Türkiye’nin Doğu, Güneydoğu, Akdeniz, İç Anadolu ve Karadeniz bölgeleri, Kahramanmaraş merkezli 11 ili etkileyen 7.7 ve 7.6 büyüklüğündeki depremlerle sarsıldı. Depremler yıkım, ölüm ve yaralanmalara neden oldu. Depremin ardından DEÜ DAUM Başkanı ve Jeoloji Mühendisliği Bölümü Öğretim Üyesi Prof. Dr. Hasan Sözbilir, DEÜ Su Kaynakları İdaresi ve SÜMER Müdürü, İnşaat Yüksek Mühendisi Prof. yıkıcı depremin ardından. prof.

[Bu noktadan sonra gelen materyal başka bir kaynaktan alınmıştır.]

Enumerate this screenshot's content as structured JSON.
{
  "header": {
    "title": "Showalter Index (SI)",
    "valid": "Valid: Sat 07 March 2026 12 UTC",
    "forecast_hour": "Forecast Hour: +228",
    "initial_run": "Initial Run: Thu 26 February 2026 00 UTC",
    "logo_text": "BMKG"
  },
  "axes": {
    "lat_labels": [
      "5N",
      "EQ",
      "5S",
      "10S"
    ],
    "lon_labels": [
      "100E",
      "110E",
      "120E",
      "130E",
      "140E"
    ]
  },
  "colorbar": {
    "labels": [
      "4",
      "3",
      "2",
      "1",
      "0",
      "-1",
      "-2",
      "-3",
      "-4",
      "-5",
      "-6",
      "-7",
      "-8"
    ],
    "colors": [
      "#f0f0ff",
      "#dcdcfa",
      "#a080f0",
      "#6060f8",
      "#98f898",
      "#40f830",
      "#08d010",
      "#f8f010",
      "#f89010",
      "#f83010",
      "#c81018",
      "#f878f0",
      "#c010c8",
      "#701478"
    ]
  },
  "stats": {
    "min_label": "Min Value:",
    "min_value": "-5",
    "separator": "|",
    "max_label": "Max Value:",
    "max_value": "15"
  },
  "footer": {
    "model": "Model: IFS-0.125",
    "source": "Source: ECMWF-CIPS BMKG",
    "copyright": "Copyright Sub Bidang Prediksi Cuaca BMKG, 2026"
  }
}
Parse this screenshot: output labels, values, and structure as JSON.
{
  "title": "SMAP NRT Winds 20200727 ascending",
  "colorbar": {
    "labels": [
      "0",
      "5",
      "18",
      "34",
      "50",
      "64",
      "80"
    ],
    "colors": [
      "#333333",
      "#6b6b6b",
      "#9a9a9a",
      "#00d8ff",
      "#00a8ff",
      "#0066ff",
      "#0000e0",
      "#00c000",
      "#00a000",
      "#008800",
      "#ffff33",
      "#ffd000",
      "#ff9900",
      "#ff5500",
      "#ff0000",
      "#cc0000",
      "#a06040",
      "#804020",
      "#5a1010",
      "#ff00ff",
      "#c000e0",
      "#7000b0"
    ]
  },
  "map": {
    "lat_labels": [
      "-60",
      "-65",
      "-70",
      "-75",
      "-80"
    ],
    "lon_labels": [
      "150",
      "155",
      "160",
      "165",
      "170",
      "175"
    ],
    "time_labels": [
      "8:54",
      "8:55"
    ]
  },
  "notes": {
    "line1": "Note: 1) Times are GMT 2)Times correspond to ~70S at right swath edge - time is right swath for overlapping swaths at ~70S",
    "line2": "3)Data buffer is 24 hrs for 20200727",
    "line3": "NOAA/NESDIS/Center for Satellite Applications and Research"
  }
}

Hasan Sözbilir, yıkımın yüksek olduğu il, ilçe, köy ve mahalleler düzeyinde, makro ölçekten mikrobölge ölçeğine kadar doğru yerleşim açısından jeolojik-jeoteknik ve zemin etütlerinin yapılması gerektiğini söyledi.
‘BIRAK BİLİM KONUŞSUN, NEREYE YERLEŞECEĞİMİZE KARAR VER’Prof. Dr. Sözbilir, bu çalışmalarda her türlü afet tehlikesine karşı; sel, kütle hareketi, heyelan, yüzey faylanması, tehlike oluşumuna yakınlık gibi doğal afet tehlike derecesini gösteren 1/1000 ölçekli yerleşime uygunluk haritalarının çok hızlı ve en doğru biçimde üretilmesi gerektiğine dikkat çekti. bilimsel kontrol sistemi Buradan elde edilen sonuçlara göre seçilen alanlarda şehrin rengine, dokusuna, dokusuna ve kültürel yapısına göre mimari ve statik projelerin çizilmesinde fayda olduğunu kaydeden Prof. Türkiye’deki üniversitelerimizde deprem konusunda farklı konularda uzman bilim insanları fikirlerini il komisyonları şeklinde ortaya koyarak hem devlete hem de halka yol göstersinler, kısacası bilim konuşsun, nereye yerleşeceğimize onlar karar versin. Devlet de bilimin ışığında ilerliyor, her türlü afete dayanıklı kalıcı konutlar yapsınlar” diye konuştu. ‘BAĞIMSIZ TESİSLER OLUŞTURULMALI’ İnşaat Yüksek Mühendisi Prof. Bölge inşaat mühendisliği ile ilgili uygulama problemlerinin ön planda olduğunu ortaya koymaktadır.Beton kalitesi ve demir uygulamaları ile ilgili sıkıntıların olduğunu göstermektedir.Yapılan incelemelerde hasarın daha çok alüvyal zeminlerde olduğunu ve hasarın boyutunun büyük olduğunu görmekteyiz. uygulama hatalarından dolayı hasar artmıştır.Geçmişte tarım alanlarının yapılaşmaya açılmasının olumsuz etkileri.Bu yıkımda içmesuyu, kanalizasyon gibi altyapı tesisleri de etkilenmiştir.Kentin toparlanması nedeniyle zaman almaktadır.Bu tesisler yapılırken Daha kompakt, bağımsız tesisler kurulmalı, meslek odalarının bir Kentleşmede yerel ve merkezi yönetimler birlikte çalışıyor.” su uzmanı Prof. Dr. Celalettin Şimşek ise, “Bölgede büyük bir tahribat yaşandı. Yer altı tesisatları, kanalizasyonlar, akaryakıt istasyonları, çok sayıda kimya üretim fabrikası ve atölyesi yıkıldı. Maalesef birden fazla su perişan oldu.” Bunlar düz bir ovadaydı. Bu düz ovalar aynı zamanda ‘alüvyal akifer’ dediğimiz yer altı suyu sağladığımız alanlar. “Yıkım sonrası yer altı sularının kirlenme riski vardı. Bu da depremin neden olduğu kayıplardan biri” dedi.
“İnsanoğlu ovaları tarım, yüksek yerleri yerleşim yeri olarak planlamıştır” diyen Prof. Dr. Şimşek, “Son 50 yılda bu durum değişti. Bundan dolayı büyük bir riskle karşı karşıya kaldık. , yeni yapılaşma için kayalık tabanlara yönelmeliyiz.Düz ovaları tarım için ayırmak zorundayız.Bu tahribat büyük hasara yol açmıştır.İçme suyu tesisatları harabe durumda.Şu anda yeterli su veremiyoruz.Hatay şehir ovada yer alır.Burası bir çöküntü alanıdır.Dereler yıllarca buraya çakıl,kum ve kil taşımıştır.Gevşek bir malzemenin bulunduğu çöküntü bir alan.Gevşek bir yer olduğu için şehirleşmeye uygun bir alan değildir. Ayrıca burası sel açısından riskli bir yer bu nedenle konusunda uzman kişilerle yeni kentleşme alanları oluşturulmalıdır.